Sort before group stage

I am wondering if i can use sort before grouping in this type of query because i want the sort stage to use the index on samples.timestamp1

mydb1.mongodbbucketnocpu.aggregate(
  [
      {
          "$match": {
              "samples.timestamp1": {"$gte": datetime.strptime("2010-01-01 00:00:00", "%Y-%m-%d %H:%M:%S"),
                        "$lte": datetime.strptime("2015-01-01 01:55:00", "%Y-%m-%d %H:%M:%S")},

          }
      },
{ "$unwind": "$samples" },

      {
          "$group": {

              "_id": {"$dateToString": {"format": "%Y-%m-%d %H", "date": "$samples.timestamp1"}},
              "max_id13": {
                  "$max": "$samples.id13"
              }
          }
      },
      {
          "$project": {
              "_id": 0,
              "day": "$_id",
              "max_id13": 1
          }
      },
      {"$sort": {"hour": -1}},
     { "$limit": 5}


    ]
)

My data contains about 96k documents that contain 12 subdocuments each.

{
	"_id" : ObjectId("607f185f2a477a621641cded"),
	"nsamples" : 12,
	"samples" : [
		{
			"id1" : 3758,
			"id6" : 2,
			"id7" : -79.09,
			"id8" : 35.97,
			"id9" : 5.5,
			"id10" : 0,
			"id11" : -99999,
			"id12" : 0,
			"id13" : -9999,
			"c14" : "U",
			"id15" : 0,
			"id16" : 99,
			"id17" : 0,
			"id18" : -99,
			"id19" : -9999,
			"id20" : 33,
			"id21" : 0,
			"id22" : -99,
			"id23" : 0,
			"timestamp1" : ISODate("2010-01-01T00:00:00Z"),
			"timestamp2" : ISODate("2009-12-31T19:05:00Z")
		},
		{
			"id1" : 3758,
			"id6" : 2,
        .
        .
        .

When i tried using {"$sort": {"samples.timestamp1": -1}}, before group stage my output was thisSort exceeded memory limit of 104857600 bytes
Is ti possible to use sort before group?What do you think i should do to optimize my query?

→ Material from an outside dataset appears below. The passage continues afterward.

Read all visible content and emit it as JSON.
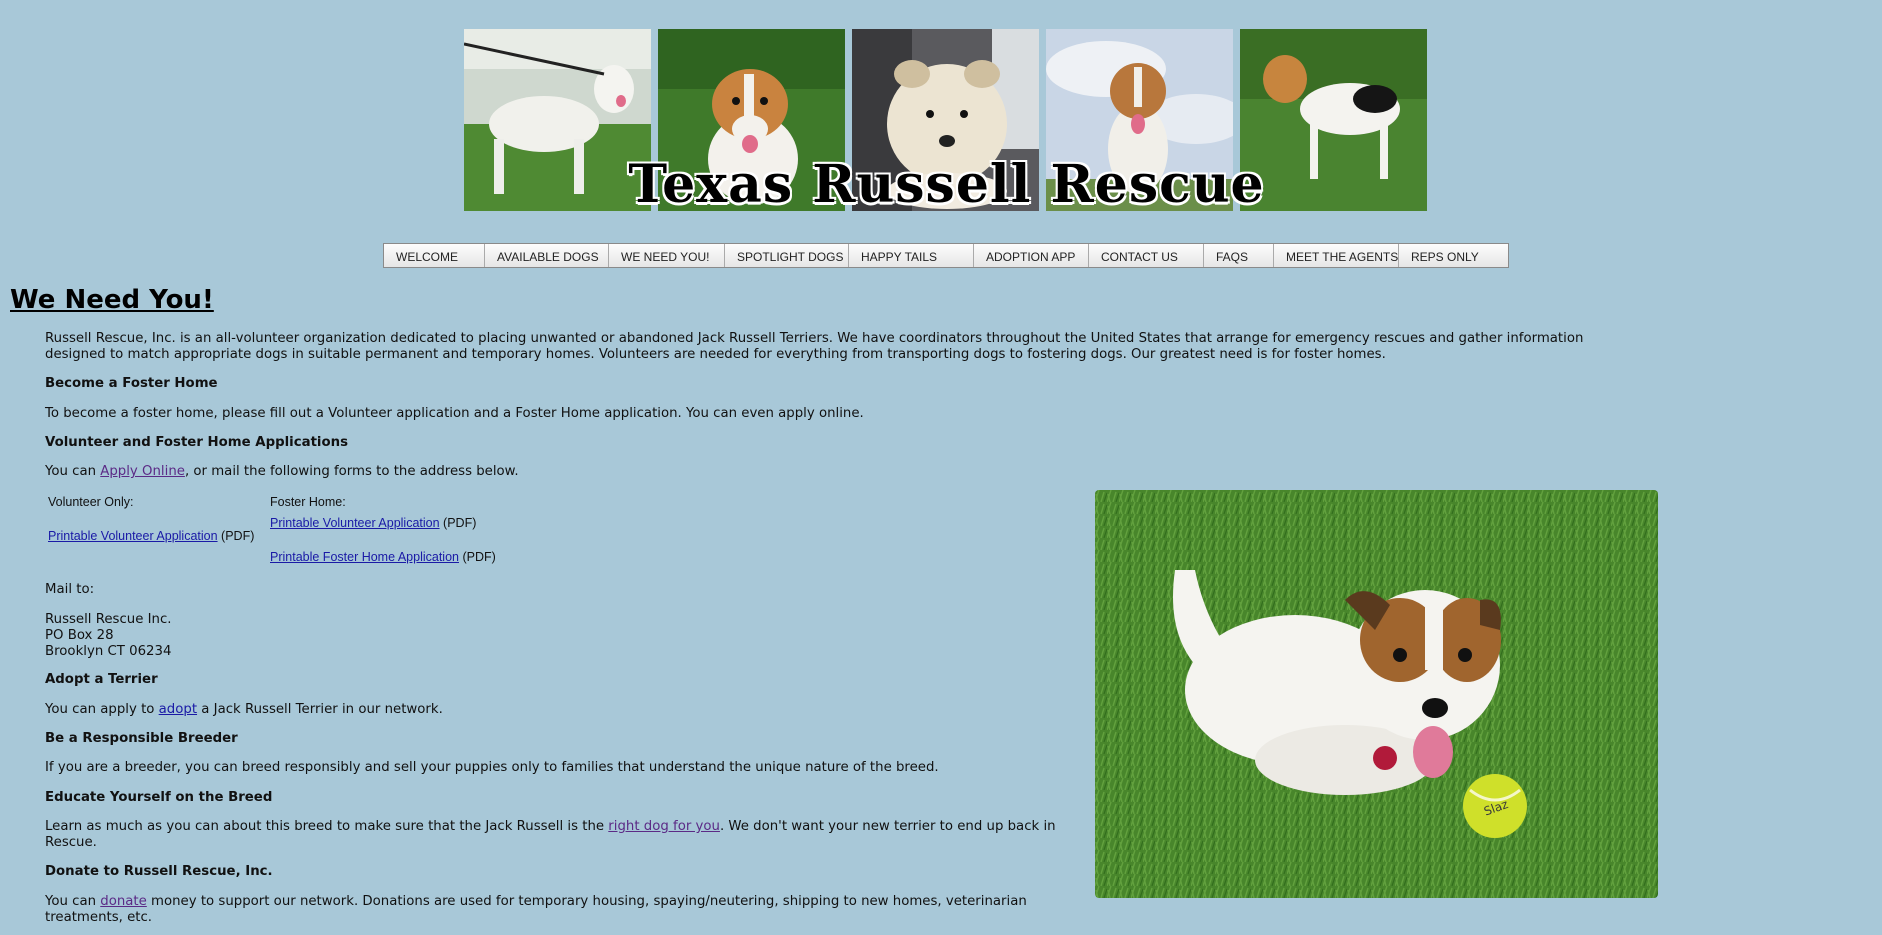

Sorting happens in memory so the sort stage in aggregation will try and slurp all your data into memory. Hence the error. Given that group generally substantially reduces the amount of data coming out of the pipeline you may get better mileage doing the sort after the group stage. Run a count after the group to see how many documents emerge. This will give you a sense of whether the sort will fit in memory.

1 Like

Thank you for you explanation!When i do match samples.timestamp1 from 2010 to 2015 using sort before group it says that exceed memory.when i do match samples.timestamp1 from 2010 to 2011 using sort before group it returns the right generated documents.So its okay using sort before group only for 1 year of documents…So do you think i should stick as it is now? Thanks in advance

With repsect
Harris Gekas

sort requires that the documents fit in memory unless your specify allowDiskUse. See the example below. The sorting is limited by memory so my guess is data from 2010 to 2011 fits in memory, data from 2011 to 2015 doesn’t. This makes sense as their are more documents in the second dataset. Try and reduce the data set with match or project if you are having these problems. Failing that turn on allowDiskUse which will be slower.

var results = db.stocks.aggregate(
                                   [
                                     { $project : { cusip: 1, date: 1, price: 1, _id: 0 } },
                                     { $sort : { cusip : 1, date: 1 } }
                                   ],
                                   {
                                     allowDiskUse: true
                                   }
                                 )

Yes i tried that but its way slower than just sorting after the group.So i will leave the query as it is here

mydb1.mongodbbucketnocpu.aggregate(
  [
      {
          "$match": {
              "samples.timestamp1": {"$gte": datetime.strptime("2010-01-01 00:00:00", "%Y-%m-%d %H:%M:%S"),
                        "$lte": datetime.strptime("2015-01-01 01:55:00", "%Y-%m-%d %H:%M:%S")},

          }
      },
{ "$unwind": "$samples" },

      {
          "$group": {

              "_id": {"$dateToString": {"format": "%Y-%m-%d %H", "date": "$samples.timestamp1"}},
              "max_id13": {
                  "$max": "$samples.id13"
              }
          }
      },
      {"$sort": {"hour": -1}},
     { "$limit": 5}
      {
          "$project": {
              "_id": 0,
              "day": "$_id",
              "max_id13": 1
          }
      },



    ]
)

Can you post a sample document?

Why do you want to sort before grouping? Your $match stage already ensures that index is being used (if there is one). You can use explain to see the query plan for the aggregation. By the way, this topic is probably a better fit for “Working with Data” as it’s not specific to any Driver or ODM…

Asya